悪い裏切りは、宗介が野乃花と同じアイドル研究会に入部したこと。
宗介のいう同好の士とは、モブ先輩のことだったのだ。もう一人の部員は不登校なので、現在のメンバーは野乃花・ナイト先輩・モブ先輩・宗介という、なんとも気まずい感じになってしまった。
いい裏切りは、ナイト先輩との距離がグッと近くなったこと。
先輩は部室で野乃花に会うなり、いきなり抱きついてきた。
「やったぞ、野乃花。最高だよ!」
突然のハグ。相当先だと思っていた「祝♡初ハグ」をあっさり達成してしまった。
先輩の体温と匂いを間近に感じ、野乃花の脳はキャパオーバー。脳から湯気が噴出しそうだ。
(先輩、超いい匂いする♡)
そんな感じで蕩けている野乃花を、宗介は不信な眼差しで見つめていた。この視線さえなければ最高なのだが。水を差してきて、本当に感じが悪い。
ナイト先輩は新入部員の加入にも野乃花の反応にも構わず、自分のスマホ画面を見せた。
「これ見てくれよ!☆」
角がバキバキに割れてることにも驚いたが、その内容に野乃花は目玉が飛び出そうになった。
画面に、魔法少女姿の野乃花の画像がデカデカと掲載されていたのだ。
「ふわぁ、なんですかこれぇ♡」
野乃花はスマホを奪い取り、サイト全体を確認した。
それは地下アイドル「魔法少女♡ののりん」のサイトだった。
素人が作ったとわかるクオリティだが、新着情報に活動記録、プロフィールにお問い合わせフォームまで。ホームページに必要な情報はすべて網羅されていた。内容は先輩が適当に作ったのか、ドルオタが好きそうな感じに仕上がっていた。
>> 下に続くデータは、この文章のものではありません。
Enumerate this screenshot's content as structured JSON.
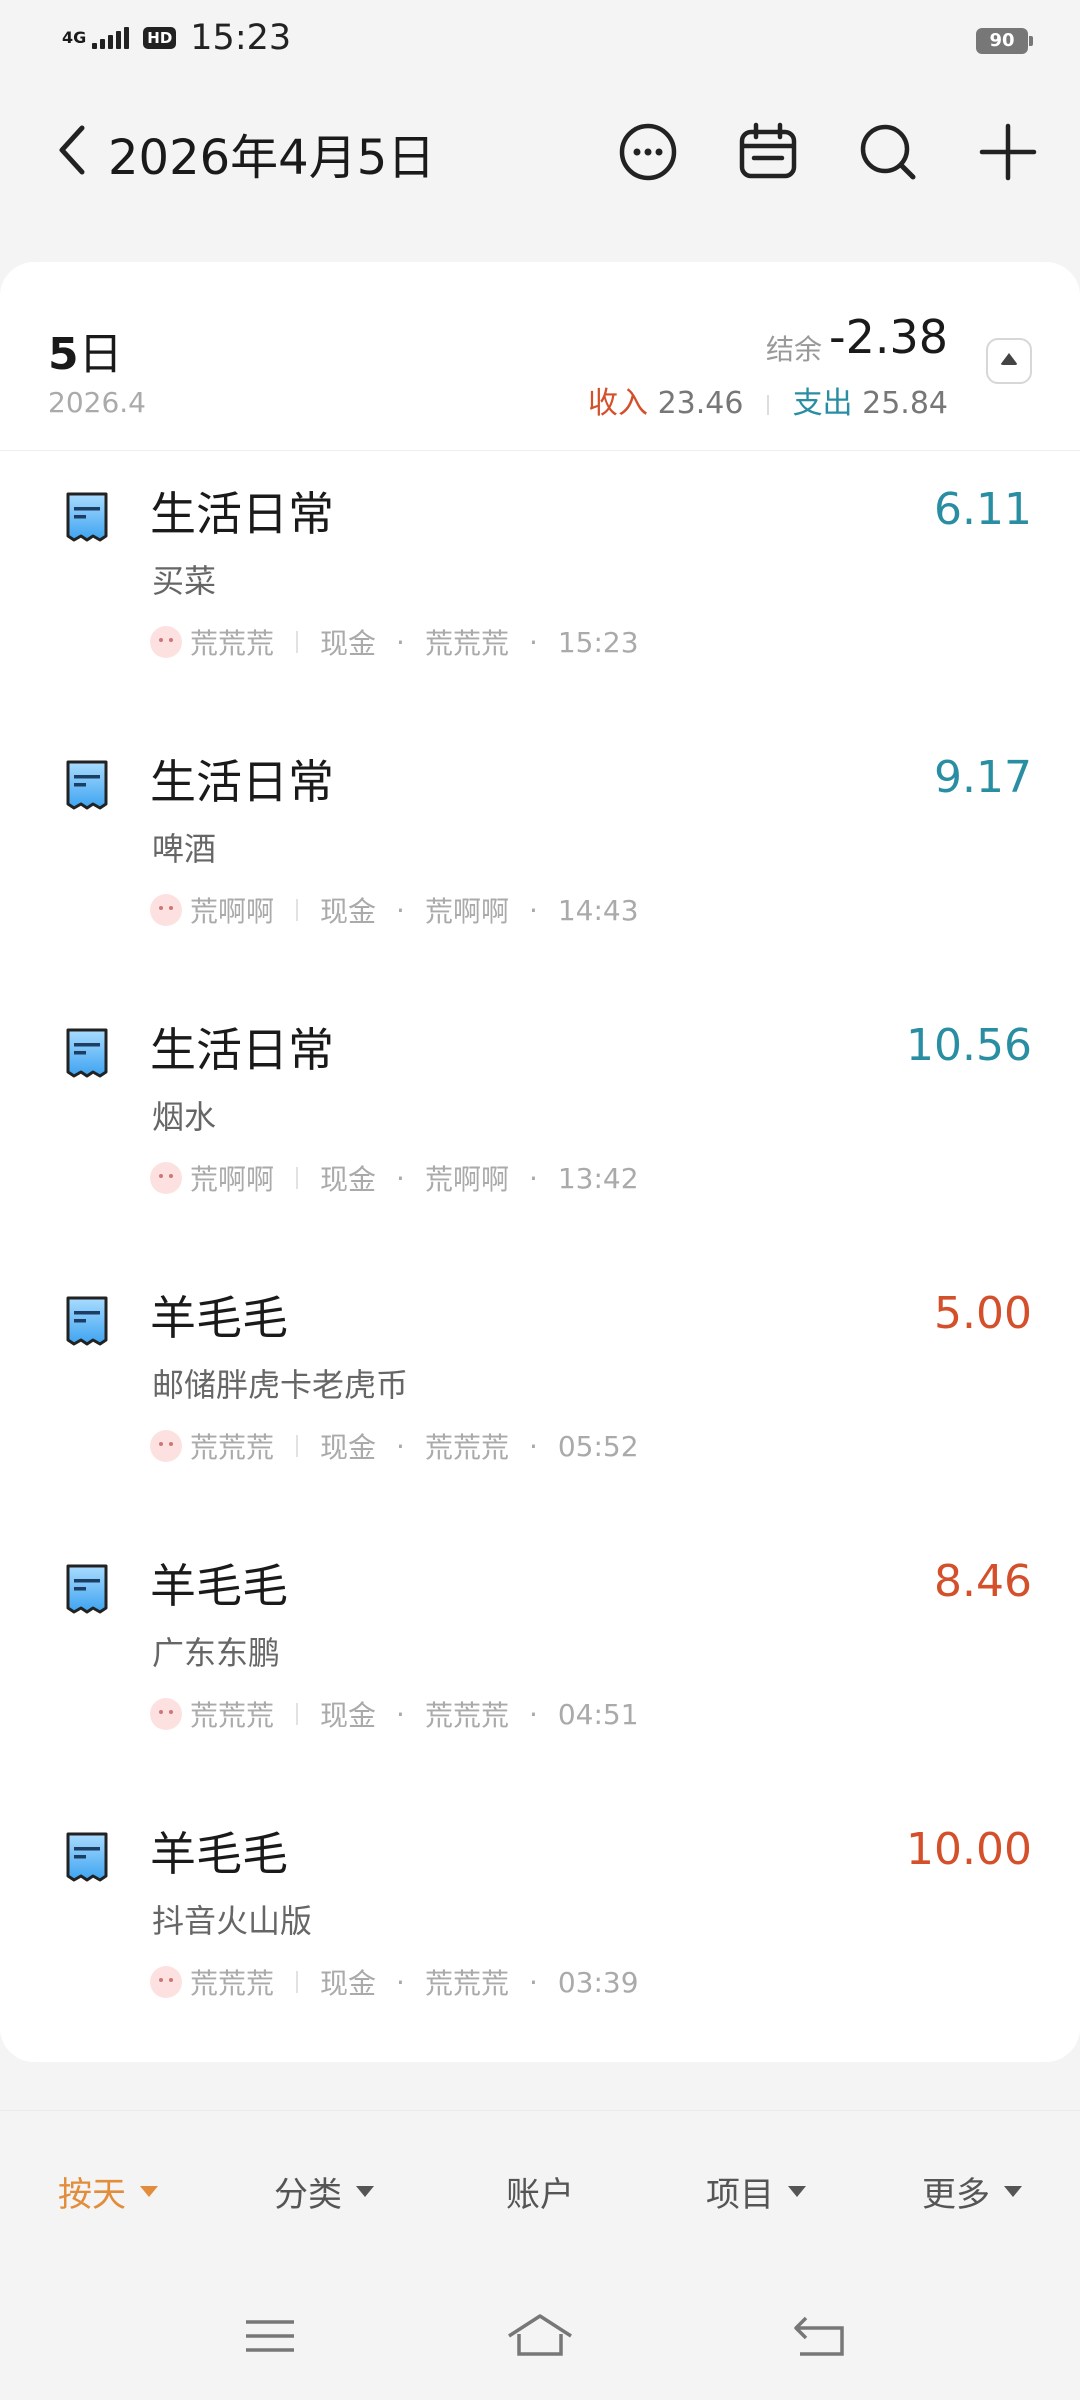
{
  "status_bar": {
    "network": "4G",
    "hd": "HD",
    "time": "15:23",
    "battery": "90"
  },
  "header": {
    "title": "2026年4月5日",
    "actions": [
      "more-icon",
      "calendar-icon",
      "search-icon",
      "add-icon"
    ]
  },
  "summary": {
    "day": "5",
    "day_suffix": "日",
    "year_month": "2026.4",
    "balance_label": "结余",
    "balance_value": "-2.38",
    "income_label": "收入",
    "income_value": "23.46",
    "expense_label": "支出",
    "expense_value": "25.84"
  },
  "records": [
    {
      "category": "生活日常",
      "note": "买菜",
      "amount": "6.11",
      "type": "expense",
      "member": "荒荒荒",
      "account": "现金",
      "recorder": "荒荒荒",
      "time": "15:23"
    },
    {
      "category": "生活日常",
      "note": "啤酒",
      "amount": "9.17",
      "type": "expense",
      "member": "荒啊啊",
      "account": "现金",
      "recorder": "荒啊啊",
      "time": "14:43"
    },
    {
      "category": "生活日常",
      "note": "烟水",
      "amount": "10.56",
      "type": "expense",
      "member": "荒啊啊",
      "account": "现金",
      "recorder": "荒啊啊",
      "time": "13:42"
    },
    {
      "category": "羊毛毛",
      "note": "邮储胖虎卡老虎币",
      "amount": "5.00",
      "type": "income",
      "member": "荒荒荒",
      "account": "现金",
      "recorder": "荒荒荒",
      "time": "05:52"
    },
    {
      "category": "羊毛毛",
      "note": "广东东鹏",
      "amount": "8.46",
      "type": "income",
      "member": "荒荒荒",
      "account": "现金",
      "recorder": "荒荒荒",
      "time": "04:51"
    },
    {
      "category": "羊毛毛",
      "note": "抖音火山版",
      "amount": "10.00",
      "type": "income",
      "member": "荒荒荒",
      "account": "现金",
      "recorder": "荒荒荒",
      "time": "03:39"
    }
  ],
  "tabs": [
    {
      "label": "按天",
      "dropdown": true,
      "active": true
    },
    {
      "label": "分类",
      "dropdown": true,
      "active": false
    },
    {
      "label": "账户",
      "dropdown": false,
      "active": false
    },
    {
      "label": "项目",
      "dropdown": true,
      "active": false
    },
    {
      "label": "更多",
      "dropdown": true,
      "active": false
    }
  ],
  "colors": {
    "income": "#d4502b",
    "expense": "#2a8ea3",
    "active_tab": "#e28d3b"
  }
}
もちろん野乃花の素性はない。変身後は雰囲気が変わっているので、知り合いでもない限り、このサイトから野乃花は特定できないだろう。
しかし顔はモザイクなしのもろ出し。世界中の誰もが閲覧できるネット上に、魔法少女姿をガッツリ晒されてしまったのである。
(ちょっと待って。この写真、いつ撮ったの?)
画像集を見ると、背景に古ぼけた鳥居が見切れていた。
(あ、あの時!)
これは昨日、先輩の前で戦った時に撮られたに違いない。そういえば、先輩はスマホ片手に野乃花の戦闘シーンを見ていた。
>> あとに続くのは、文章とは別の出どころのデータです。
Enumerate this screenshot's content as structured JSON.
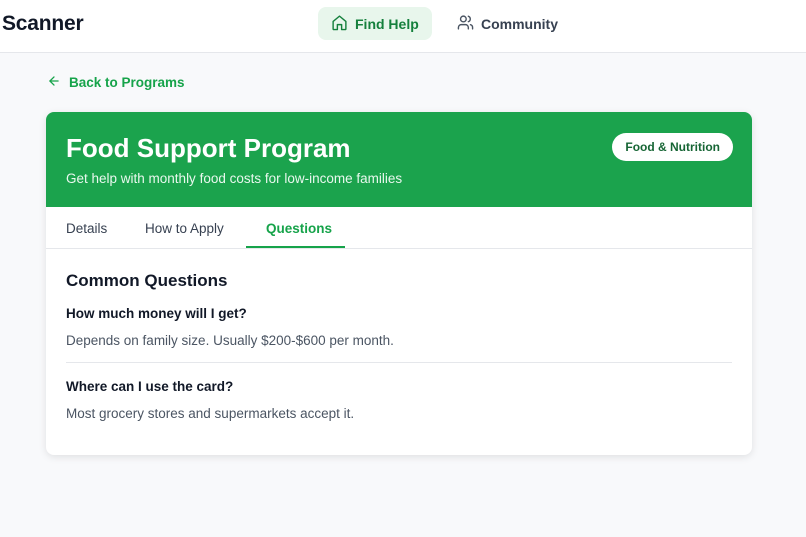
{
  "app": {
    "brand": "Scanner"
  },
  "nav": {
    "find_help": "Find Help",
    "community": "Community"
  },
  "back_link": "Back to Programs",
  "program": {
    "title": "Food Support Program",
    "subtitle": "Get help with monthly food costs for low-income families",
    "category": "Food & Nutrition"
  },
  "tabs": [
    {
      "label": "Details"
    },
    {
      "label": "How to Apply"
    },
    {
      "label": "Questions"
    }
  ],
  "active_tab": "Questions",
  "faq": {
    "title": "Common Questions",
    "items": [
      {
        "question": "How much money will I get?",
        "answer": "Depends on family size. Usually $200-$600 per month."
      },
      {
        "question": "Where can I use the card?",
        "answer": "Most grocery stores and supermarkets accept it."
      }
    ]
  },
  "colors": {
    "accent": "#16a34a",
    "hero": "#1ba34d",
    "nav_active_bg": "#e8f6ec"
  },
  "icons": {
    "find_help": "home-icon",
    "community": "users-icon",
    "back": "arrow-left-icon"
  }
}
悲しいかな、戦闘シーンが「激しくダンスしている」感じに写り、写真に迫力を与えている。いい感じにトリミングしたせいで、ろくな写真じゃないのにしっかりとポートレート写真に仕上がっていた。
「昨日あれから作ったんだよ☆」
「僕も手伝ったんだよ」
モブ先輩が控えに挙手した。
「あと見ろよ、この数字!☆」
ナイト先輩は野乃花からスマホを回収すると、別の画面を見せた。今度はSNSのトップページ。すでに二千人がフォローしていた。
(マジかよ、やべえな!)
野乃花は絶句した。
だが先輩はますます目を輝かせた。
「たった一日、いや半日でフォロワー数が二千を越えるなんてビックリだよ! 俺が見込んだ通り、野乃花は原石だ。いや、宝石以上だよ!☆」
「そんなぁ♡ 先輩が頑張ったおかげですよぉ♡」
熱く語るナイト先輩を見たら、野乃花は何も言えない。「勝手にサイト作るな」とか「こんな怪しいアイドル絶対に嫌だよ」とか、野乃花が怒りたかった。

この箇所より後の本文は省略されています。